Answers
may be in new NSF Water Sustainability and Climate research
How will climate change affect the
connections between water sustainability and hydrologic processes?
To better understand how planet Earth's
water cycle works, the National Science Foundation (NSF) and the United States
Department of Agriculture's National Institute of Food and Agriculture (NIFA)
awarded grants totaling almost $27 million through the Water Sustainability and
Climate program.
WSC is part of NSF's Science,
Engineering and Education for Sustainability investment.
NSF's Directorates for Geosciences;
Engineering; and Social, Behavioral & Economic Sciences support the WSC
awards.
"Among the most urgent challenges
facing the world today is ensuring the adequate supply and quality of water,
especially in light of burgeoning human needs and climate variability and
change," says Marge Cavanaugh, NSF acting assistant director for
Geosciences.
"Whereas the water imperative is
global, WSC recognizes that water availability and quality issues must be
examined at local scales where most water decisions are made," says
Cavanaugh. "That's why WSC projects are placed-based, and each examines how
global and regional climate changes are playing out in terms of water balance
at the local scale."
WSC Category 1 awards are workshop
planning grants; WSC Category 2 grants cover observatories and modeling; WSC
Category 3 awards are for modeling.
"Water is a critical component to
the success of American agriculture, yet there is a lack of understanding of
how climate variability, land use and other environmental factors affect the
water supply," says Sonny Ramaswamy, director of the National Institute of
Food and Agriculture. "These projects will allow us to better understand
water sustainability and allow our producers and rural communities to prepare
for future changes."
The goal of the new WSC
projects--including studies of Rocky Mountain pine beetles, Los Angeles' water
supply and the Sierra Nevada snowpack--is to understand and predict the
interactions of Earth's water system with climate change, land use, the built
environment and ecosystem function and services.
For example, more than four million
acres of forests in Colorado and Wyoming are dying. The main culprit is the
mountain pine beetle, a species of bark beetle native to the woodlands of
western North America. Recent hot, dry summers and mild winters have led to an
infestation of the beetles. It may be
the largest forest insect blight ever seen in North America.
The result is stunning: dead trees lined
up like so many fallen forest soldiers. But the invisible changes in watersheds
in the Rocky Mountains, including the headwaters of the Platte and Colorado
Rivers, may be a longer-lasting legacy.
Farther west, Los Angeles, like many
cities in semi-arid regions, relies on centralized redistribution for its water
supply. Water is transported hundreds of miles from mountain to city to support
agricultural and urban needs in southern California.
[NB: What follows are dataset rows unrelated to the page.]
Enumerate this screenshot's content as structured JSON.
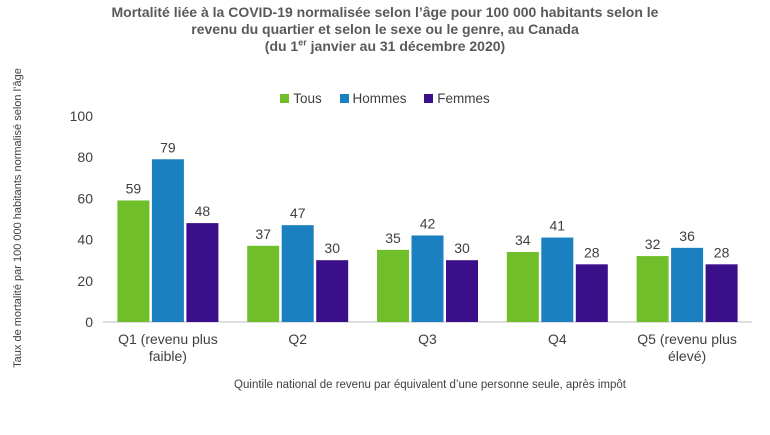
{
  "title": {
    "line1": "Mortalité liée à la COVID-19 normalisée selon l’âge pour 100 000 habitants  selon le",
    "line2": "revenu du quartier et selon le sexe ou le genre, au Canada",
    "line3_pre": "(du 1",
    "line3_sup": "er",
    "line3_post": " janvier au 31 décembre 2020)"
  },
  "chart_data": {
    "type": "bar",
    "categories": [
      [
        "Q1 (revenu plus",
        "faible)"
      ],
      [
        "Q2"
      ],
      [
        "Q3"
      ],
      [
        "Q4"
      ],
      [
        "Q5 (revenu plus",
        "élevé)"
      ]
    ],
    "series": [
      {
        "name": "Tous",
        "color": "#70bf2a",
        "values": [
          59,
          37,
          35,
          34,
          32
        ]
      },
      {
        "name": "Hommes",
        "color": "#1b80c0",
        "values": [
          79,
          47,
          42,
          41,
          36
        ]
      },
      {
        "name": "Femmes",
        "color": "#3c0f8a",
        "values": [
          48,
          30,
          30,
          28,
          28
        ]
      }
    ],
    "ylim": [
      0,
      100
    ],
    "yticks": [
      0,
      20,
      40,
      60,
      80,
      100
    ],
    "xlabel": "Quintile national de revenu par équivalent d’une personne seule, après impôt",
    "ylabel": "Taux de mortalité par 100 000 habitants normalisé selon l’âge",
    "legend_position": "top",
    "grid": false
  }
}
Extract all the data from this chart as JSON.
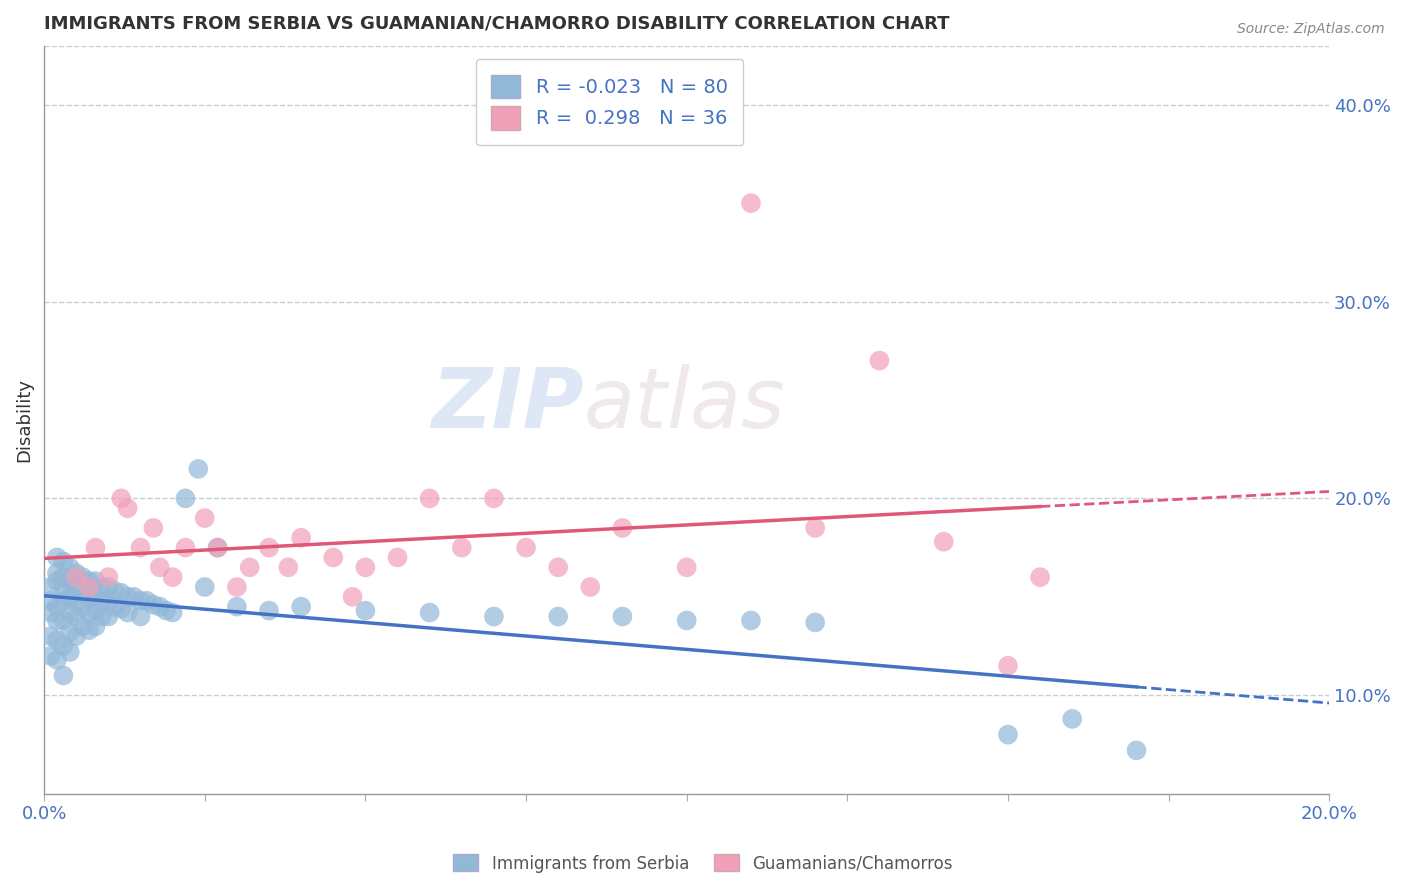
{
  "title": "IMMIGRANTS FROM SERBIA VS GUAMANIAN/CHAMORRO DISABILITY CORRELATION CHART",
  "source": "Source: ZipAtlas.com",
  "ylabel": "Disability",
  "right_yticks": [
    0.1,
    0.2,
    0.3,
    0.4
  ],
  "right_yticklabels": [
    "10.0%",
    "20.0%",
    "30.0%",
    "40.0%"
  ],
  "xlim": [
    0.0,
    0.2
  ],
  "ylim": [
    0.05,
    0.43
  ],
  "blue_R": -0.023,
  "blue_N": 80,
  "pink_R": 0.298,
  "pink_N": 36,
  "blue_color": "#92b8d8",
  "pink_color": "#f0a0b8",
  "blue_line_color": "#4472c4",
  "pink_line_color": "#e05878",
  "watermark_zip": "ZIP",
  "watermark_atlas": "atlas",
  "legend_label_blue": "Immigrants from Serbia",
  "legend_label_pink": "Guamanians/Chamorros",
  "blue_scatter_x": [
    0.001,
    0.001,
    0.001,
    0.001,
    0.001,
    0.002,
    0.002,
    0.002,
    0.002,
    0.002,
    0.002,
    0.002,
    0.003,
    0.003,
    0.003,
    0.003,
    0.003,
    0.003,
    0.003,
    0.004,
    0.004,
    0.004,
    0.004,
    0.004,
    0.004,
    0.005,
    0.005,
    0.005,
    0.005,
    0.005,
    0.006,
    0.006,
    0.006,
    0.006,
    0.007,
    0.007,
    0.007,
    0.007,
    0.008,
    0.008,
    0.008,
    0.008,
    0.009,
    0.009,
    0.009,
    0.01,
    0.01,
    0.01,
    0.011,
    0.011,
    0.012,
    0.012,
    0.013,
    0.013,
    0.014,
    0.015,
    0.015,
    0.016,
    0.017,
    0.018,
    0.019,
    0.02,
    0.022,
    0.024,
    0.025,
    0.027,
    0.03,
    0.035,
    0.04,
    0.05,
    0.06,
    0.07,
    0.08,
    0.09,
    0.1,
    0.11,
    0.12,
    0.15,
    0.16,
    0.17
  ],
  "blue_scatter_y": [
    0.155,
    0.148,
    0.142,
    0.13,
    0.12,
    0.17,
    0.162,
    0.158,
    0.145,
    0.138,
    0.128,
    0.118,
    0.168,
    0.16,
    0.155,
    0.148,
    0.138,
    0.125,
    0.11,
    0.165,
    0.158,
    0.15,
    0.142,
    0.132,
    0.122,
    0.162,
    0.155,
    0.148,
    0.14,
    0.13,
    0.16,
    0.152,
    0.145,
    0.135,
    0.158,
    0.15,
    0.142,
    0.133,
    0.158,
    0.15,
    0.143,
    0.135,
    0.155,
    0.148,
    0.14,
    0.155,
    0.148,
    0.14,
    0.153,
    0.145,
    0.152,
    0.144,
    0.15,
    0.142,
    0.15,
    0.148,
    0.14,
    0.148,
    0.146,
    0.145,
    0.143,
    0.142,
    0.2,
    0.215,
    0.155,
    0.175,
    0.145,
    0.143,
    0.145,
    0.143,
    0.142,
    0.14,
    0.14,
    0.14,
    0.138,
    0.138,
    0.137,
    0.08,
    0.088,
    0.072
  ],
  "pink_scatter_x": [
    0.005,
    0.007,
    0.008,
    0.01,
    0.012,
    0.013,
    0.015,
    0.017,
    0.018,
    0.02,
    0.022,
    0.025,
    0.027,
    0.03,
    0.032,
    0.035,
    0.038,
    0.04,
    0.045,
    0.048,
    0.05,
    0.055,
    0.06,
    0.065,
    0.07,
    0.075,
    0.08,
    0.085,
    0.09,
    0.1,
    0.11,
    0.12,
    0.13,
    0.14,
    0.15,
    0.155
  ],
  "pink_scatter_y": [
    0.16,
    0.155,
    0.175,
    0.16,
    0.2,
    0.195,
    0.175,
    0.185,
    0.165,
    0.16,
    0.175,
    0.19,
    0.175,
    0.155,
    0.165,
    0.175,
    0.165,
    0.18,
    0.17,
    0.15,
    0.165,
    0.17,
    0.2,
    0.175,
    0.2,
    0.175,
    0.165,
    0.155,
    0.185,
    0.165,
    0.35,
    0.185,
    0.27,
    0.178,
    0.115,
    0.16
  ]
}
But water allocations from
the mountain sources that feed L.A.'s water supply are declining. Drought, over-extraction and competing water
needs have taken their toll.
In many arid and semi-arid regions of
the world, including much of the western United States, water resources
management plans are based on the assumption that the snowpack that accumulates
in winter holds the majority of the water. This snowpack gradually melts,
replenishing reservoirs as their supplies are meted out to satisfy human water
and power demands.
Nowhere is that more true than in
California's Sierra Nevada. This remote and sparsely populated mountain range
supplies water and power for millions of people downstream. Will the Sierras be
able to sustain that supply in the decades and centuries to come?
Only 2.5 percent of Earth's water is
freshwater, and 98.8 percent of that is locked away in ice or hidden in
groundwater. Less than 0.3 percent of all freshwater is in lakes, rivers and
the atmosphere.
How can we better manage and predict
water availability for future generations, given alterations to the water cycle
caused by climate change and by more direct human activities?
The answers require a holistic
understanding of complex water cycle and water resource processes, the
feedbacks in a water system, and the vulnerability and resilience of water
systems to climate and other human-caused change.
A water system comprises a drainage
basin and its physical, chemical and biological constituents, including water
networks, ecosystems, the built environment, the oceanic and atmospheric
systems that govern evaporation and precipitation in the basin and the source
water bodies and terminal lakes or seas into which the water flows.
There have been few attempts to study
the entire water system with an integrative, systems science approach. WSC
researchers will do just that.
This analysis of the planet's water
system--of the feedbacks and links among climate change, ecosystems, built
environments and human activities--will lead to the improved understanding,
prediction and management of water resources, scientists believe.
"Earth has approximately 1,386
million cubic kilometers of water, most of which is the saltwater of oceans and
seas," says Cavanaugh.
"What decisions will we make about
the rest, the freshwater that's 'technically' available to us? Those decisions
are for societies to make, and water sustainability researchers are working
through WSC to fully inform those complex decisions."